27 juin 2019 Publication

État des lieux de la recherche et de la formation dans le secteur des semences végétales

  • Étienne Achille
  • Sylvie Dutartre

Le CGAAER a été chargé de faire un état des lieux de la recherche et de la formation dans le secteur des semences végétales et dans le cadre du plan «semences pour une agriculture durable»

Évaluation et expertise n° 17104

Mars 2019

Mots-clés : semences, amélioration des plantes, sélection, variété, recherche, formation, enseignement agricole, enseignement supérieur, génétique, biotechnologie

Enjeux

Les semences végétales sont un enjeu stratégique : la France en est le premier producteur européen et le second exportateur mondial.
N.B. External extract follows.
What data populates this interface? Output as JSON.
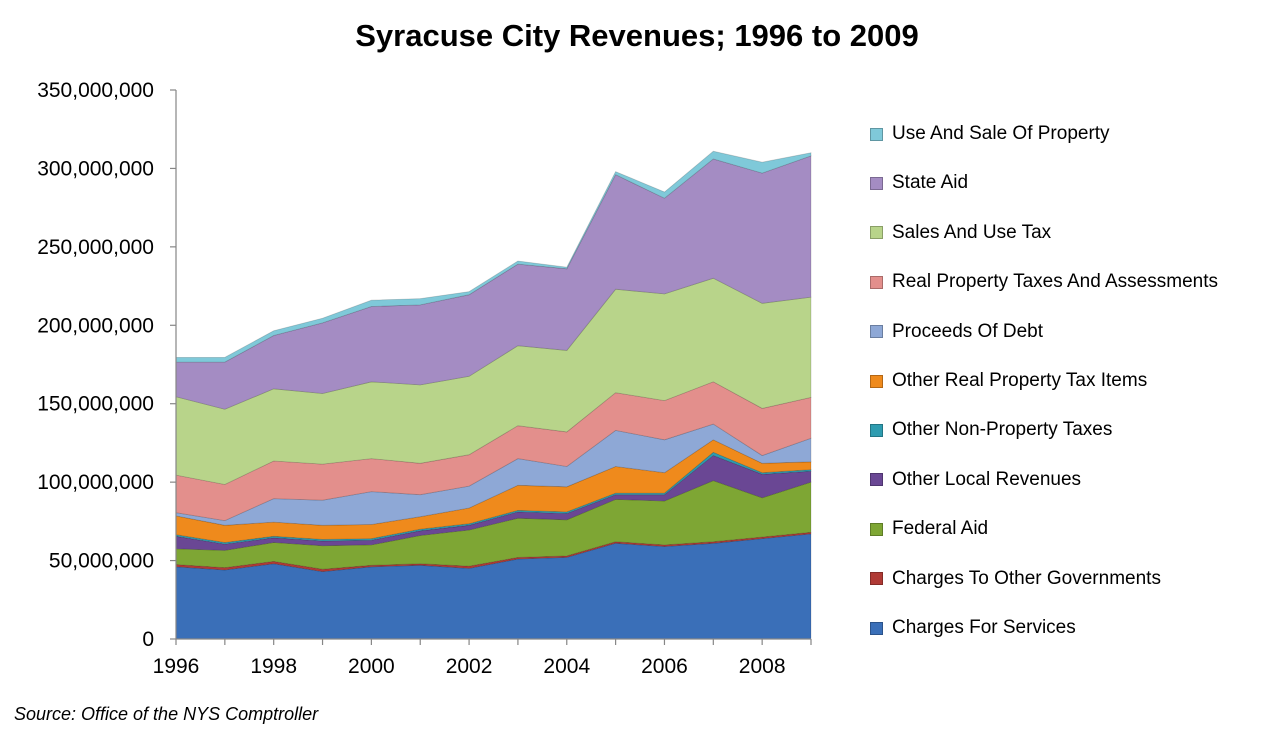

Le solde de sa balance commerciale est positif et en hausse continue depuis dix ans, atteignant un niveau record de 901 M€ en 2016.

Pour défendre et développer ce secteur, le ministère de l'Agriculture a conçu dès 2011 un premier plan «Semences pour une agriculture durable».

Ce plan fait partie d'une stratégie plus large visant à faciliter l'innovation dans l’amélioration variétale et la qualité des semences en vue de défendre la compétitivité des entreprises, de mettre sur le marché des semences de qualité, des variétés réduisant la consommation de produits phytopharmaceutiques - en lien avec le plan Ecophyto 2+ - et d'adapter les cultures au changement climatique.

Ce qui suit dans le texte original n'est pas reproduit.